President Barack Obama has relied on, and expanded, the power of the administrative state by making substantial use of both executive orders and presidential memoranda to achieve policy objectives. Executive orders are appealing to any president because they can be quietly and quickly implemented without hearings, votes or substantive public feedback. President Obama has been direct in favoring this approach, stating, “We’re not just going to be waiting for legislation in order to make sure that we’re providing Americans the kind of help they need. I’ve got a pen, and I’ve got a phone.”
The National Association of Manufacturers (NAM) ramped up its litigation in response to the tsunami of regulations coming out of the White House. In this final year of the president’s term, the regulatory spigot has only been turned up. The NAM is currently suing the federal government in 16 cases for overregulation.

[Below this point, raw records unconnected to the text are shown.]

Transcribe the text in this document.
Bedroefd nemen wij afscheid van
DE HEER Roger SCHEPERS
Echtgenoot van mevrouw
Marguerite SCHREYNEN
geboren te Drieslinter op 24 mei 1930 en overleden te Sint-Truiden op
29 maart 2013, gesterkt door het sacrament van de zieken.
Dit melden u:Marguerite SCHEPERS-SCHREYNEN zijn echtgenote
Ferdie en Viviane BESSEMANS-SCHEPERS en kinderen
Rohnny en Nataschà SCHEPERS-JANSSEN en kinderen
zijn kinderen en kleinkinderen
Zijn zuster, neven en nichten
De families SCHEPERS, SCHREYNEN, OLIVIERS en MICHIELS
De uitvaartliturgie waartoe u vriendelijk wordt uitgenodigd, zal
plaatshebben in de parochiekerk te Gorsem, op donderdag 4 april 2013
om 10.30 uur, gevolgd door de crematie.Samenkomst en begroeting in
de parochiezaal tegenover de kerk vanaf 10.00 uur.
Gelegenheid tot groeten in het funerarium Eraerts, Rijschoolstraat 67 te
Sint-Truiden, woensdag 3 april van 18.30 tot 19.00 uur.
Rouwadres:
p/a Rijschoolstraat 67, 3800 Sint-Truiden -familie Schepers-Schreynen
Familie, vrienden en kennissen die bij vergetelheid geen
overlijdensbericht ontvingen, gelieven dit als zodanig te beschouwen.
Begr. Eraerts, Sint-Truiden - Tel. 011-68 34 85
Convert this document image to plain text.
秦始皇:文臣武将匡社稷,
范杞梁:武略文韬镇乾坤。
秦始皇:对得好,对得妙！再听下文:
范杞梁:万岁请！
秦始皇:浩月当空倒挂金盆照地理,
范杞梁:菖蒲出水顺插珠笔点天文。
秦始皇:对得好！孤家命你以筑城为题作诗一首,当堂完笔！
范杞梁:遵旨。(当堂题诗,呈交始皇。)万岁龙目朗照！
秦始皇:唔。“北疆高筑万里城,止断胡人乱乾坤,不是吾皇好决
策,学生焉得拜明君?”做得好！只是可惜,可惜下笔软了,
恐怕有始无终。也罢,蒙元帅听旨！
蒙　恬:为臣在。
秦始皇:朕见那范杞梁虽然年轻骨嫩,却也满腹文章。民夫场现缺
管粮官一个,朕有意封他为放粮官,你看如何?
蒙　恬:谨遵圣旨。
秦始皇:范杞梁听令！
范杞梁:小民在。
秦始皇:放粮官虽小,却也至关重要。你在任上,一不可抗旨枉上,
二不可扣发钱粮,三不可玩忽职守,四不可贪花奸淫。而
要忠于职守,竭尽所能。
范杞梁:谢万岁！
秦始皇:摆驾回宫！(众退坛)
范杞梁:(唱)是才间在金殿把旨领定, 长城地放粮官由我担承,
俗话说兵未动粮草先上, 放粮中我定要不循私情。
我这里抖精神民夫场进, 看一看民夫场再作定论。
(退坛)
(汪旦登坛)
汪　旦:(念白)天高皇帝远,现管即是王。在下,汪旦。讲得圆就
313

The Manufacturers’ Center for Legal Action has argued in the courts that the president overstepped his constitutional power in issuing many memoranda and executive orders affecting labor and environmental law. However, a presidential legacy implemented by the pen can be destroyed by the pen. First, an executive order can be revoked by another executive order, and it is common for presidents to revoke some of their predecessors’ executive orders. Second, Congress can revoke an executive order through legislation. Third, an executive order can be revoked by a federal appeals court or the Supreme Court.
This year’s election will have a profound impact on future NAM litigation efforts to limit executive overregulation through the courts. President-elect Donald Trump will fill the Supreme Court vacancy created by Justice Antonin Scalia’s death and potentially two or more additional seats as justices retire. If multiple vacancies occur, the Supreme Court will shift from its previous makeup of five conservative and four liberal justices that shaped some of the nation’s most significant issues on social norms, individual rights, the balance of government powers and business and workplace matters. Several, if not all, of the cases in which the NAM is suing the government for executive overreach may end up in a newly configured Supreme Court, and the outcome of President Obama’s regulatory legacy will largely rest on the Supreme Court nominees of President-elect Trump.
The Supreme Court has not had a liberal majority since the retirement of Chief Justice Earl Warren in 1969, and during the past 48-year period, the Supreme Court has made a modest shift to curtail executive overreach. Without a majority conservative Supreme Court, many pro-business decisions on labor and environmental issues would likely not have been rendered. It is generally thought that President-elect Trump will support Supreme Court nominees who believe the Founders’ words in the Constitution mean what they say, not that the Constitution should be seen as a living document. Justices in this mold will likely not support broad deference to executive authority and agency actions. The issues at stake range from the ability of citizens to challenge regulations by administrative fiat to the ability of workers to unionize.
The morning after the election brought with it discussion of whether Democrats will filibuster the Trump administration’s Supreme Court nominees. The Senate confirmation process will offer a critical view into the Supreme Court’s future and the legacy of President Obama’s executive orders.